“Thank you!! I attended your demonstration at this years Fungus Fair, and I was so happy to find a Chef that was both down to Earth and professional while keeping your recipes achievable to the average joe, yours truly.” – Marcus P
Welcome to the Santa Cruz 42nd annual Fungus Faire! Three days of fabulous mushrooms tips and tricks, and tables of freshly hunted wild mushrooms (edible and non edible) to view and learn about.
I was one of the featured chefs for the weekend. We taught 4 recipes which can be downloaded here.
For a packed room of 150 students…
We made Roasted Maitake with Dulse (here they are unbaked)
Polenta canapé with Wild Mushroom and Fontina (also unbaked)
Sweet Potato and Wild Mushroom Gratin, and Brussels Sprouts with Truffle Dijon (not pictured).

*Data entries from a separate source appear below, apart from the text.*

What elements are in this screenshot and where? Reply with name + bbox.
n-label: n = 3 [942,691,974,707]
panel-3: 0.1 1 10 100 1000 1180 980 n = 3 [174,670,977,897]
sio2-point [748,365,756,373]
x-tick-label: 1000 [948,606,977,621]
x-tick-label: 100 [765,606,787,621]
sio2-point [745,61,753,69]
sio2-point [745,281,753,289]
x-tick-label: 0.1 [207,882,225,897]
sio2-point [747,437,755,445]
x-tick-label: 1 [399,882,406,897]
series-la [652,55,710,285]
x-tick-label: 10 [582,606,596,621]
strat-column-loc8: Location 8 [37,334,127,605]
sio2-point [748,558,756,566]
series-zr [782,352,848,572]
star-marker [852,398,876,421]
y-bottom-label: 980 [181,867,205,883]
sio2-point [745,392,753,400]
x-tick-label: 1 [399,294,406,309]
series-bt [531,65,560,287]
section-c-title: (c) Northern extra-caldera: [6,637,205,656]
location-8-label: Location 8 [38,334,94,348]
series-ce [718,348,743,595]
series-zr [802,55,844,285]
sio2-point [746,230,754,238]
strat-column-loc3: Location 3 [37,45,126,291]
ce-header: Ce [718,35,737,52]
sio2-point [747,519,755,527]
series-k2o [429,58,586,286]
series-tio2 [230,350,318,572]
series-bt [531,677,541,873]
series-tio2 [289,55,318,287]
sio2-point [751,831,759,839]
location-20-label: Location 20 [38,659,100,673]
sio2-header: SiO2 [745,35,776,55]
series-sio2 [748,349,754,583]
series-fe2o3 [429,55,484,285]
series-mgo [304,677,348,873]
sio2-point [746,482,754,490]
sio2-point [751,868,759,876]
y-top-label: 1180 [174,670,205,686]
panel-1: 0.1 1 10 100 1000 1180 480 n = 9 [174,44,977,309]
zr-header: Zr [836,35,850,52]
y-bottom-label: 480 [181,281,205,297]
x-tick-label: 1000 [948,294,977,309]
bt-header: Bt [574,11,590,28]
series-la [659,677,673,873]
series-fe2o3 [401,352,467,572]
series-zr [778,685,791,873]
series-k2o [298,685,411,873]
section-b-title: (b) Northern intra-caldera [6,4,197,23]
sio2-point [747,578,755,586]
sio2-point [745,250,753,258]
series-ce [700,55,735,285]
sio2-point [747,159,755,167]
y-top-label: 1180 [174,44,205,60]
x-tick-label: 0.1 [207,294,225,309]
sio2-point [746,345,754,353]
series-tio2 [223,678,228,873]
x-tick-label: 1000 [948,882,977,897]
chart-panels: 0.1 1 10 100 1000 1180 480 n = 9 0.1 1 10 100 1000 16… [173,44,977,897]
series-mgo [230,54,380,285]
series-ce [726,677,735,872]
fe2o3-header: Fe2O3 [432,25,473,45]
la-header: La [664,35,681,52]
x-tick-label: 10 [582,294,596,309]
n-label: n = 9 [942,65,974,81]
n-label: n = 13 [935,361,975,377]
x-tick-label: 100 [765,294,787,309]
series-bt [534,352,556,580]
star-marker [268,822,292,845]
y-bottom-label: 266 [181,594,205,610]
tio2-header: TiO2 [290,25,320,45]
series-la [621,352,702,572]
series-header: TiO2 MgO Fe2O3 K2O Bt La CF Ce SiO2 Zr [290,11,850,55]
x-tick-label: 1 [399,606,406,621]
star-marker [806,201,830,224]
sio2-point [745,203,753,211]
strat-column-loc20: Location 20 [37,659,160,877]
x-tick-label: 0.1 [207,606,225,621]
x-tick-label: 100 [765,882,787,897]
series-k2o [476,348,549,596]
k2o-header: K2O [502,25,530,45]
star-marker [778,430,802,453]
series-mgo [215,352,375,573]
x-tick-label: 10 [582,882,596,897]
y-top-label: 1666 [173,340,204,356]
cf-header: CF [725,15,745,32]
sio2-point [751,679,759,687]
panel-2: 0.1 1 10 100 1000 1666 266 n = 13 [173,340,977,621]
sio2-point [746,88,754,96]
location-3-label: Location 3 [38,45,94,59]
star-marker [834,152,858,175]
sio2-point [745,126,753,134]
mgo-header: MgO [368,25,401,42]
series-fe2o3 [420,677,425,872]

We also did a mushroom powder taste test. Whirl dried mushrooms into a powder in a coffee grinder or blender. In my opinion the deepest flavor came from dried portobello, shiitake and morel.
All recipes were paired with Fenestra Wines – GSM Rose and 2010 Best CA State Fair Tempranillo.
We also demo’ed a Dried Morel soaked in Cognac with Cream and hosted a Tasting Bar of dried mushroom powders (porcini, morel and shiittake) highlighting ways to season without salt or “umami in a bottle.”
Was it the wine or the wacky mushrooms that got the humors going?